YPJ SAVAŞÇISININ SÖYLEDİĞİ MARŞ ZAFERİ MÜJDELİYOR
Bir süre sonra bu kez telsizdeki bir YPJ savaşçısının sesinden ”Biji Rojava” adlı marşın ‘Keç û Xortên Kûrdistan, Şer Dikin Ji bo Niştiman” sözleri yükseliyor. Bundan sonra artık komutana haber verilme gereği duyulmadan YPJ/YPG savaşçıları öne doğru gidiyor. Biz de onlarla birlikte gidiyoruz. Kaniya Kurda bölgesine ulaşıyoruz. Kontrollü bir yolculuk oluyor ancak noktaya vardığımızda az önce sona eren çatışmaların ardından çekilen özgürlük halayı ile karşılaşıyoruz. Kaniya Kurda Tepesinin hemen karşısında yer alan caddede halaya tutuşan savaşçılar Kaniya Kurda’yı DAİŞ çetelerinden temizleyerek Kobanê’yi özgürleştirmenin derin mutluluğunu yaşıyor. Şarkılar söyleniyor, sloganlar atılıyor.

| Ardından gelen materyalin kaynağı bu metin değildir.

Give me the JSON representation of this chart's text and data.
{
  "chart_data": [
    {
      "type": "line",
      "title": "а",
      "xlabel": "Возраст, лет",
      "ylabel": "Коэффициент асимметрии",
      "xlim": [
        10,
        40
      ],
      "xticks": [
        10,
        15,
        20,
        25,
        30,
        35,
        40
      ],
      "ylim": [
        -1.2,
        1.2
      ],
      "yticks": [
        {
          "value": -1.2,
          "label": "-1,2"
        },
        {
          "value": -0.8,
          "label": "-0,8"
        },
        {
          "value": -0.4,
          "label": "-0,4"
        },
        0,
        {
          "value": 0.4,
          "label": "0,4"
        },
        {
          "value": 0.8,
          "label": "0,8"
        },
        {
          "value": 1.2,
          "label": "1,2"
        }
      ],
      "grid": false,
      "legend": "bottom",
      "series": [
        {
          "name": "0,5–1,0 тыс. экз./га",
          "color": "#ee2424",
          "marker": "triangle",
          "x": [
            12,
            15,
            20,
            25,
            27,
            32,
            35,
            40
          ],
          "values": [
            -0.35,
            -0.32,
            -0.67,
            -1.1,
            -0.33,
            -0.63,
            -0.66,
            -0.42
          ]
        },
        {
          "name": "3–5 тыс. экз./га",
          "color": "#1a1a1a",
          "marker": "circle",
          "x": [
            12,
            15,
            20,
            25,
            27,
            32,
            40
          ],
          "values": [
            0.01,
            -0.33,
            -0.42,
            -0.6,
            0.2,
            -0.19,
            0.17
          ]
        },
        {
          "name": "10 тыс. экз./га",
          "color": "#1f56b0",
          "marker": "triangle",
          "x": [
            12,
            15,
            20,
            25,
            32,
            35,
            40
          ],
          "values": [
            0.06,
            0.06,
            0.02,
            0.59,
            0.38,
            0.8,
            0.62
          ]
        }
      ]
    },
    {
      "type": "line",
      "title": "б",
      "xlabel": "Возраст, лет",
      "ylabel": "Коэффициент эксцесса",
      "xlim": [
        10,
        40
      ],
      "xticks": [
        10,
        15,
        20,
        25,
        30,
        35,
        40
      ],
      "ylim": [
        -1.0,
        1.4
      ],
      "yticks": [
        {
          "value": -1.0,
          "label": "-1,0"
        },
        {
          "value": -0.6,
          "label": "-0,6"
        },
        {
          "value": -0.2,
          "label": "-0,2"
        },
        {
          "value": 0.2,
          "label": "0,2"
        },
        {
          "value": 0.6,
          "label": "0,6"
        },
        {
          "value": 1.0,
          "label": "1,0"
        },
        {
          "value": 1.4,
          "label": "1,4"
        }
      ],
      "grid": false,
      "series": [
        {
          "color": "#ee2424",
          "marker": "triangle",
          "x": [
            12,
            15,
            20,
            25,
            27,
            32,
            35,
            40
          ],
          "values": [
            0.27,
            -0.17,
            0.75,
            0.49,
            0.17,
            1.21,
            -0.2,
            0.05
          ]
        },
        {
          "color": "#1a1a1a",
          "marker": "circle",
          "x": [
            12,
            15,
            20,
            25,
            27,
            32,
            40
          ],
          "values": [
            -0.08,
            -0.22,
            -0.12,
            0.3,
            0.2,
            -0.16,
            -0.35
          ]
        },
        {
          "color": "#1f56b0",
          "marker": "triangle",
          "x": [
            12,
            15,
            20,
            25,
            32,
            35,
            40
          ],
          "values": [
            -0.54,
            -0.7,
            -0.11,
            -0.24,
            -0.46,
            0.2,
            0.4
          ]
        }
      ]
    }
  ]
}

DERİN MUTLULUK, DERİN HÜZÜN
Tüm savaşçılar birbirine sarılıyor. Yüzlerinden tarifsiz bir mutluluğun ifadesi okunuyor. Ama bakışlara yansıyan derin bir hüzün de hemen fark ediliyor. Kobanê’de şehit düşenlerin acısı belki de en çok özgürlüğün ilan edildiği gün hissedildi. Kobanê, en mutlu gününde, en çok da bu kavgada kahramanca düşen şehitlerini hissetti. Ve mutluluğuna derin bir hüzün de eşlik etti.
YPG BAYRAĞI KANİYA KURDA’DA DALGALANIYOR
YPG/YPJ savaşçıları dev bir YPG bayrağını Kaniya Kurda Tepesine dikmek için yol almaya başlarken bizler de onlara eşlik ediyoruz. Tepeye vardığımızda savaşçıların “Biji Serok Apo”, “Biji berxwedana Kobanê” sloganları ortalığı inletiyor. Dev bayrak Kaniya Kurda Tepesine dikiliyor. Kürt Halk Önderi Abdullah Öcalan’ın posterleri ise önceki savaşçı grubu tarafından zaten Tepeye asılmıştı.
‘Kobanê’nin DAİŞ’in cehennemi olduğunu tüm dünyaya, Kobanê’ye giriş yaptığı Kaniya Kurda’dan ilan edeceğiz” diyen Meryem Kobanê’nin bu sözleri amansız direnişin 134. gününde gerçeğe dönüşüyor. Kobanê direnişi, zamanı ”Kobanê’den önce ve sonra ” diye ikiye ayırdı. Tarih Kobanê’de kesintiye uğradı ve yeniden yazıldı. Ya da Stefan Zweig, yaşasaydı şunu mutlaka söylerdi: ”Kobanê insanlık tarihinde yıldızın parladığı andır!”